Il est 8h30, Anthony (prénom choisi par souci d'anonymat), démarre sa tournée parisienne : "On est bien chargés", constate le livreur Amazon en désignant le contenu de sa camionnette pleine à craquer. "Plus les semaines passent, plus on a de livraisons, ça n'arrête pas d'augmenter. Moi je suis monté de 75 à 99".  Sa journée, elle, a commencé plus tôt au dépôt, pour récupérer les colis, un moment qu’Anthony craint particulièrement : "C'est un hangar fermé où on charge tous ensemble. On est tous les uns sur les autres". Le livreur affirme qu'il n'y a pas de "mesure de sécurité", "c'est chronométré".

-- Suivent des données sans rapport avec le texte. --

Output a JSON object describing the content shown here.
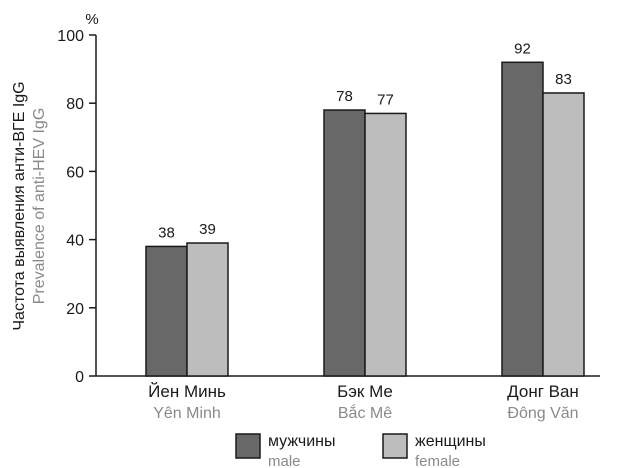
{
  "chart_data": {
    "type": "bar",
    "unit": "%",
    "ylabel": "Частота выявления анти-ВГЕ IgG",
    "ylabel_en": "Prevalence of anti-HEV IgG",
    "ylim": [
      0,
      100
    ],
    "yticks": [
      0,
      20,
      40,
      60,
      80,
      100
    ],
    "grid": false,
    "legend_position": "bottom",
    "categories": [
      {
        "label": "Йен Минь",
        "sublabel": "Yên Minh"
      },
      {
        "label": "Бэк Ме",
        "sublabel": "Bắc Mê"
      },
      {
        "label": "Донг Ван",
        "sublabel": "Đông Văn"
      }
    ],
    "series": [
      {
        "name": "мужчины",
        "name_en": "male",
        "color": "#686868",
        "values": [
          38,
          78,
          92
        ]
      },
      {
        "name": "женщины",
        "name_en": "female",
        "color": "#bdbdbd",
        "values": [
          39,
          77,
          83
        ]
      }
    ]
  }
}
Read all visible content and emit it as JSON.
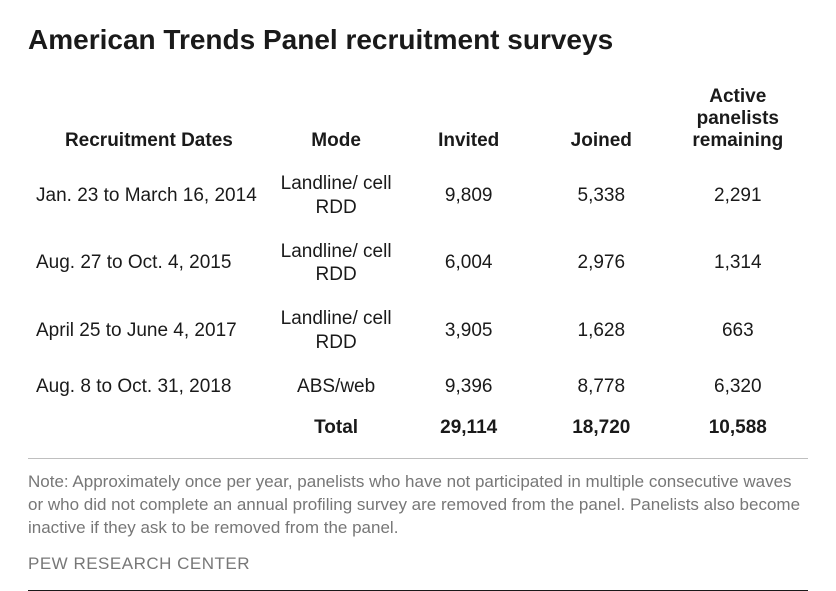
{
  "title": "American Trends Panel recruitment surveys",
  "columns": {
    "dates": "Recruitment Dates",
    "mode": "Mode",
    "invited": "Invited",
    "joined": "Joined",
    "remaining": "Active panelists remaining"
  },
  "rows": [
    {
      "dates": "Jan. 23 to March 16, 2014",
      "mode": "Landline/ cell RDD",
      "invited": "9,809",
      "joined": "5,338",
      "remaining": "2,291"
    },
    {
      "dates": "Aug. 27 to Oct. 4, 2015",
      "mode": "Landline/ cell RDD",
      "invited": "6,004",
      "joined": "2,976",
      "remaining": "1,314"
    },
    {
      "dates": "April 25 to June 4, 2017",
      "mode": "Landline/ cell RDD",
      "invited": "3,905",
      "joined": "1,628",
      "remaining": "663"
    },
    {
      "dates": "Aug. 8 to Oct. 31, 2018",
      "mode": "ABS/web",
      "invited": "9,396",
      "joined": "8,778",
      "remaining": "6,320"
    }
  ],
  "total": {
    "label": "Total",
    "invited": "29,114",
    "joined": "18,720",
    "remaining": "10,588"
  },
  "note": "Note: Approximately once per year, panelists who have not participated in multiple consecutive waves or who did not complete an annual profiling survey are removed from the panel. Panelists also become inactive if they ask to be removed from the panel.",
  "source": "PEW RESEARCH CENTER",
  "style": {
    "title_font": "Arial",
    "title_fontsize": 28,
    "title_weight": "bold",
    "title_color": "#1a1a1a",
    "body_font": "Arial",
    "cell_fontsize": 19,
    "note_fontsize": 17,
    "note_color": "#777777",
    "divider_color": "#bfbfbf",
    "rule_color": "#1a1a1a",
    "background": "#ffffff",
    "col_widths_pct": [
      31,
      17,
      17,
      17,
      18
    ]
  }
}
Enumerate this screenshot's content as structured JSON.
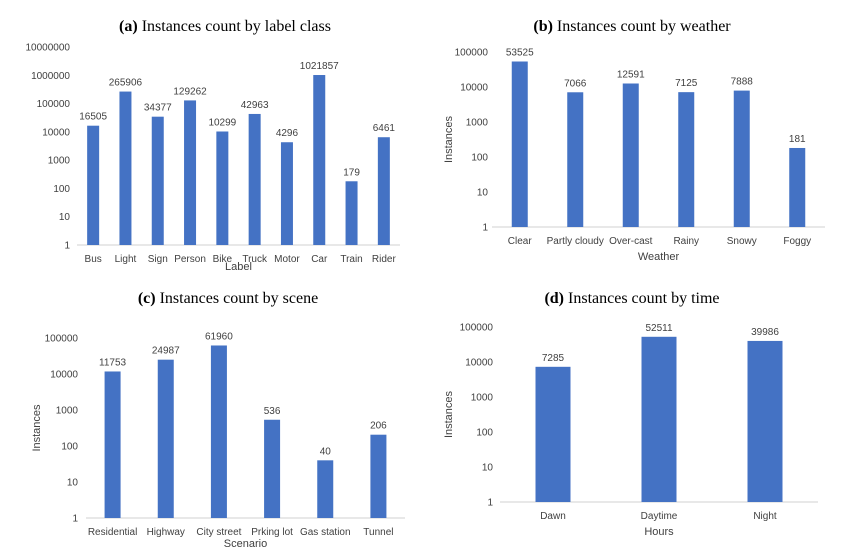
{
  "chart_data": [
    {
      "type": "bar",
      "panel": "(a)",
      "title": "Instances count by label class",
      "xlabel": "Label",
      "ylabel": "",
      "yscale": "log",
      "ylim": [
        1,
        10000000
      ],
      "yticks": [
        "1",
        "10",
        "100",
        "1000",
        "10000",
        "100000",
        "1000000",
        "10000000"
      ],
      "categories": [
        "Bus",
        "Light",
        "Sign",
        "Person",
        "Bike",
        "Truck",
        "Motor",
        "Car",
        "Train",
        "Rider"
      ],
      "values": [
        16505,
        265906,
        34377,
        129262,
        10299,
        42963,
        4296,
        1021857,
        179,
        6461
      ],
      "data_labels": [
        "16505",
        "265906",
        "34377",
        "129262",
        "10299",
        "42963",
        "4296",
        "1021857",
        "179",
        "6461"
      ]
    },
    {
      "type": "bar",
      "panel": "(b)",
      "title": "Instances count by weather",
      "xlabel": "Weather",
      "ylabel": "Instances",
      "yscale": "log",
      "ylim": [
        1,
        100000
      ],
      "yticks": [
        "1",
        "10",
        "100",
        "1000",
        "10000",
        "100000"
      ],
      "categories": [
        "Clear",
        "Partly cloudy",
        "Over-cast",
        "Rainy",
        "Snowy",
        "Foggy"
      ],
      "values": [
        53525,
        7066,
        12591,
        7125,
        7888,
        181
      ],
      "data_labels": [
        "53525",
        "7066",
        "12591",
        "7125",
        "7888",
        "181"
      ]
    },
    {
      "type": "bar",
      "panel": "(c)",
      "title": "Instances count by scene",
      "xlabel": "Scenario",
      "ylabel": "Instances",
      "yscale": "log",
      "ylim": [
        1,
        100000
      ],
      "yticks": [
        "1",
        "10",
        "100",
        "1000",
        "10000",
        "100000"
      ],
      "categories": [
        "Residential",
        "Highway",
        "City street",
        "Prking lot",
        "Gas station",
        "Tunnel"
      ],
      "values": [
        11753,
        24987,
        61960,
        536,
        40,
        206
      ],
      "data_labels": [
        "11753",
        "24987",
        "61960",
        "536",
        "40",
        "206"
      ]
    },
    {
      "type": "bar",
      "panel": "(d)",
      "title": "Instances count by time",
      "xlabel": "Hours",
      "ylabel": "Instances",
      "yscale": "log",
      "ylim": [
        1,
        100000
      ],
      "yticks": [
        "1",
        "10",
        "100",
        "1000",
        "10000",
        "100000"
      ],
      "categories": [
        "Dawn",
        "Daytime",
        "Night"
      ],
      "values": [
        7285,
        52511,
        39986
      ],
      "data_labels": [
        "7285",
        "52511",
        "39986"
      ]
    }
  ],
  "colors": {
    "bar": "#4472C4",
    "text": "#404040",
    "axis": "#d0d0d0"
  }
}
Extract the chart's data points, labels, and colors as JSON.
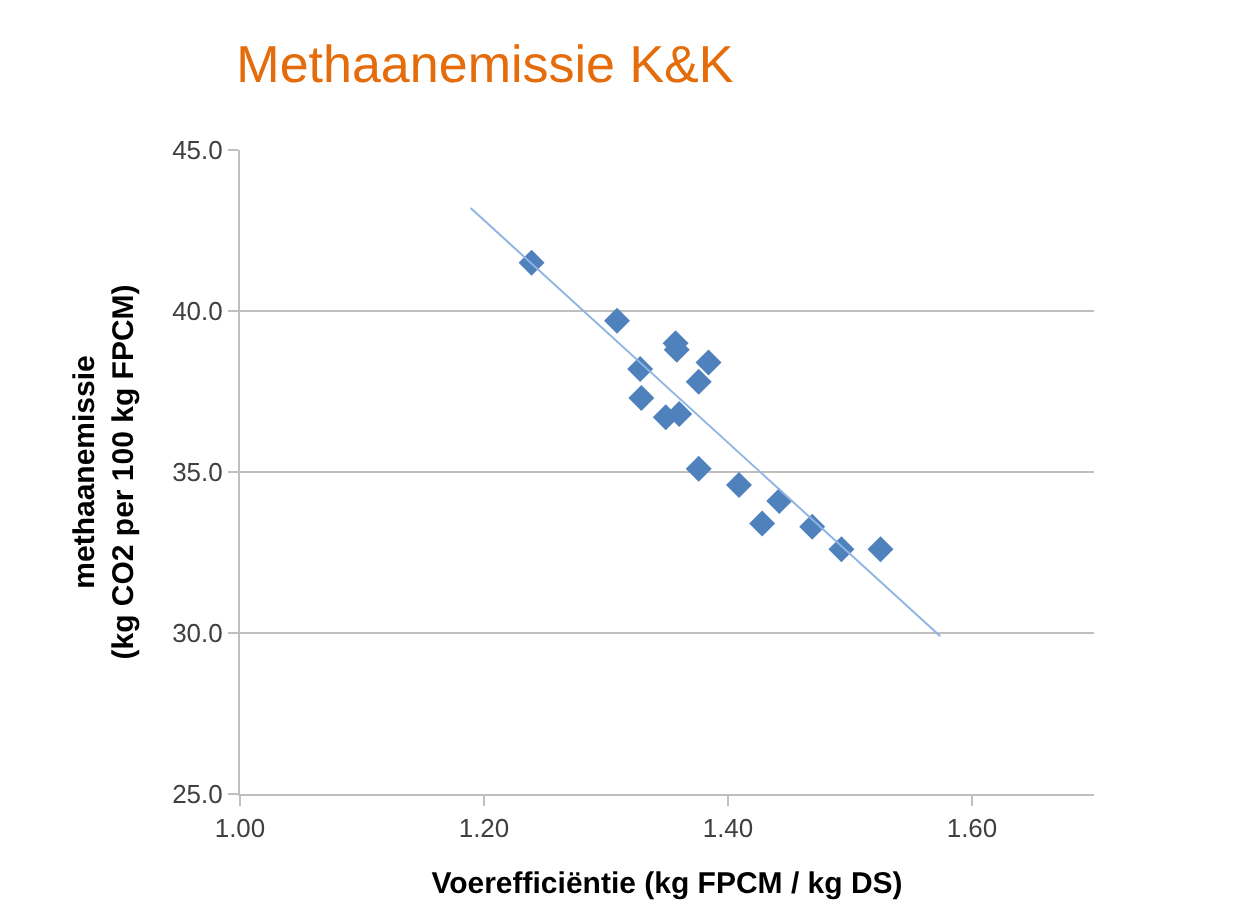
{
  "chart_data": {
    "type": "scatter",
    "title": "Methaanemissie K&K",
    "xlabel": "Voerefficiëntie (kg FPCM / kg DS)",
    "ylabel": "methaanemissie\n(kg CO2 per 100 kg FPCM)",
    "xlim": [
      1.0,
      1.7
    ],
    "xticks": [
      {
        "value": 1.0,
        "label": "1.00"
      },
      {
        "value": 1.2,
        "label": "1.20"
      },
      {
        "value": 1.4,
        "label": "1.40"
      },
      {
        "value": 1.6,
        "label": "1.60"
      }
    ],
    "ylim": [
      25,
      45
    ],
    "yticks": [
      {
        "value": 25,
        "label": "25.0"
      },
      {
        "value": 30,
        "label": "30.0"
      },
      {
        "value": 35,
        "label": "35.0"
      },
      {
        "value": 40,
        "label": "40.0"
      },
      {
        "value": 45,
        "label": "45.0"
      }
    ],
    "grid": "y",
    "marker": "diamond",
    "series": [
      {
        "color": "#4f81bd",
        "x": [
          1.239,
          1.309,
          1.357,
          1.358,
          1.384,
          1.328,
          1.376,
          1.329,
          1.349,
          1.36,
          1.376,
          1.409,
          1.442,
          1.428,
          1.469,
          1.493,
          1.525
        ],
        "values": [
          41.5,
          39.7,
          39.0,
          38.8,
          38.4,
          38.2,
          37.8,
          37.3,
          36.7,
          36.8,
          35.1,
          34.6,
          34.1,
          33.4,
          33.3,
          32.6,
          32.6
        ]
      },
      {
        "type": "line",
        "marker": "none",
        "color": "#8eb4e3",
        "x": [
          1.189,
          1.574
        ],
        "values": [
          43.2,
          29.9
        ]
      }
    ]
  }
}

"Bonjour, c'est le livreur Amazon. Je vous le dépose ou je vous le monte ?", demande Anthony, visage tendu vers le digicode de l'immeuble. "Si vous pouvez le monter je veux bien. C'est au cinquième", lui répond le client. "Depuis que l'on est ensemble, je ne me suis pas encore lavé les mains", nous confie le livreur, la voix essoufflée par la montée des escaliers. "Faut vraiment faire vite, 99 (colis), c'est énorme !". Poignées de portes, digicodes, les zones de potentielle contamination sont nombreuses, d’autant plus quand les clients ne respectent pas la distanciation : " Je lui ai tendu, j'ai vraiment fait exprès de faire un mètre pour qu'il le prenne et il a mis sa main sur ma main".

Normalement on a une pause non payée d'une demi-heure mais on ne la prend jamais. C'est impossible, ça fait des sacrées journées de boulot.

Anthony, livreur Amazon

Aucun moyen de protection n’est fourni, assure Anthony. Le livreur s’est acheté son propre gel hydroalcoolique. Des 15 intérimaires qui ont, comme lui, commencé il y a deux mois, seuls deux n’ont pas encore abandonné. "Quand vous avez une journée comme ça, que vous ne connaissez pas trop, même pour aller aux toilettes ça devient un problème. On n'a le temps de ne rien faire."

Des achats non essentiels

Ce qui met en colère Anthony, c’est qu’il prend ces risques pour des livraisons qu'il ne juge pas toutes essentielles : "Des horloges, des jouets pour enfants, des barbecues électriques". Dans la camionnette ce matin-là, on devine aussi, à travers l’emballage, des croquettes pour chats, un matelas pneumatique, ou des livres. "Je trouve qu'on prend un trop grand risque par rapport à ce qu'on livre. Quand je travaille je me demande pourquoi on en est là, honnêtement."


De son côté, la direction d’Amazon explique que certains produits ont été "dépriorisés" sur son site internet, avec des délais de livraison allongés et que les équipements de protection pour les salariés vont arriver dans les jours prochains.